Tuning the production of variable length, fluorescent polyisoprenoids using surfactant-controlled enzymatic synthesis.

Bactoprenyl diphosphate (BPP), a two-E eight-Z configuration C55 isoprenoid, serves as a critical anchor for the biosynthesis of complex glycans central to bacterial survival and pathogenesis. BPP is formed by the polymerase undecaprenyl pyrophosphate synthase (UppS), which catalyzes the elongation of a single farnesyl diphosphate (FPP) with eight Z-configuration isoprene units from eight isopentenyl diphosphates. In vitro analysis of UppS and other polyprenyl diphosphate synthases requires the addition of a surfactant such as Triton X-100 to stimulate the release of the hydrophobic product from the enzyme for effective and efficient turnover. Here using a fluorescent 2-nitrileanilinogeranyl diphosphate analogue of FPP, we have found that a wide range of surfactants can stimulate release of product from UppS and that the structure of the surfactant has a major impact on the lengths of products produced by the protein. Of particular importance, shorter chain surfactants promote the release of isoprenoids with four to six Z-configuration isoprene additions, while larger chain surfactants promote the formation of natural isoprenoid lengths (8Z) and larger. We have found that the product chain lengths can be readily controlled and coarsely tuned by adjusting surfactant identity, concentration, and reaction time. We have also found that binary mixtures of just two surfactants can be used to fine-tune isoprenoid lengths. The surfactant effects discovered do not appear to be significantly altered with an alternative isoprenoid substrate. However, the surfactant effects do appear to be dependent on differences in UppS between bacterial species. This work provides new insights into surfactant effects in enzymology and highlights how these effects can be leveraged for the chemoenzymatic synthesis of otherwise difficult to obtain glycan biosynthesis probes. This work also provides key reagents for the systematic analysis of structure-activity relationships between glycan biosynthesis enzymes and isoprenoid structure.

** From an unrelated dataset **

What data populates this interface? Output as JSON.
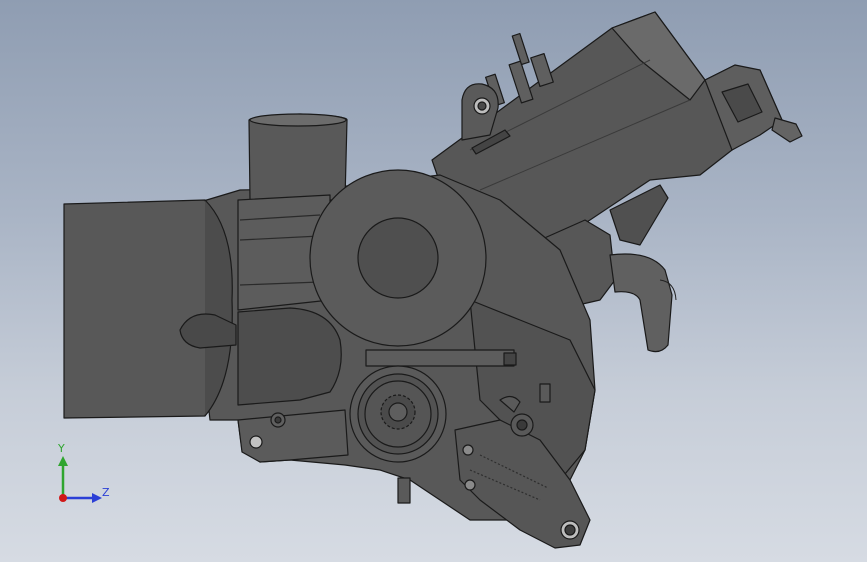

Species differences in alternative substrate utilization by the antibacterial target undecaprenyl pyrophosphate synthase.

Undecaprenyl pyrophosphate synthase (UPPS) is a critical enzyme required for the biosynthesis of polysaccharides essential for bacterial survival. In this report, we have tested the substrate selectivity of UPPS derived from the mammalian symbiont Bacteroides fragilis, the human pathogen Vibrio vulnificus, and the typically benign but opportunistic pathogen Escherichia coli. An anthranilamide-containing substrate, 2-amideanilinogeranyl diphosphate (2AA-GPP), was an effective substrate for only the B. fragilis UPPS protein, yet replacing the amide with a nitrile [2-nitrileanilinogeranyl diphosphate (2CNA-GPP)] led to a compound that was fully functional for UPPS from all three target organisms. These fluorescent substrate analogues were also found to undergo increases in fluorescence upon isoprenoid chain elongation, and this increase in fluorescence can be utilized to monitor the activity and inhibition of UPPS in 96-well plate assays. The fluorescence of 2CNA-GPP increased by a factor of 2.5-fold upon chain elongation, while that of 2AA-GPP increased only 1.2-fold. The 2CNA-GPP compound was therefore more versatile for screening the activity of UPPS from multiple species of bacteria and underwent a larger increase in fluorescence that improved its ability to detect increases in chain length. Overall, this work describes the development of new assay methods for UPPS and demonstrates the difference in substrate utilization between forms of UPPS from different species, which has major implications for UPPS inhibitor development, assay construction, and the development of polysaccharide biosynthesis probes.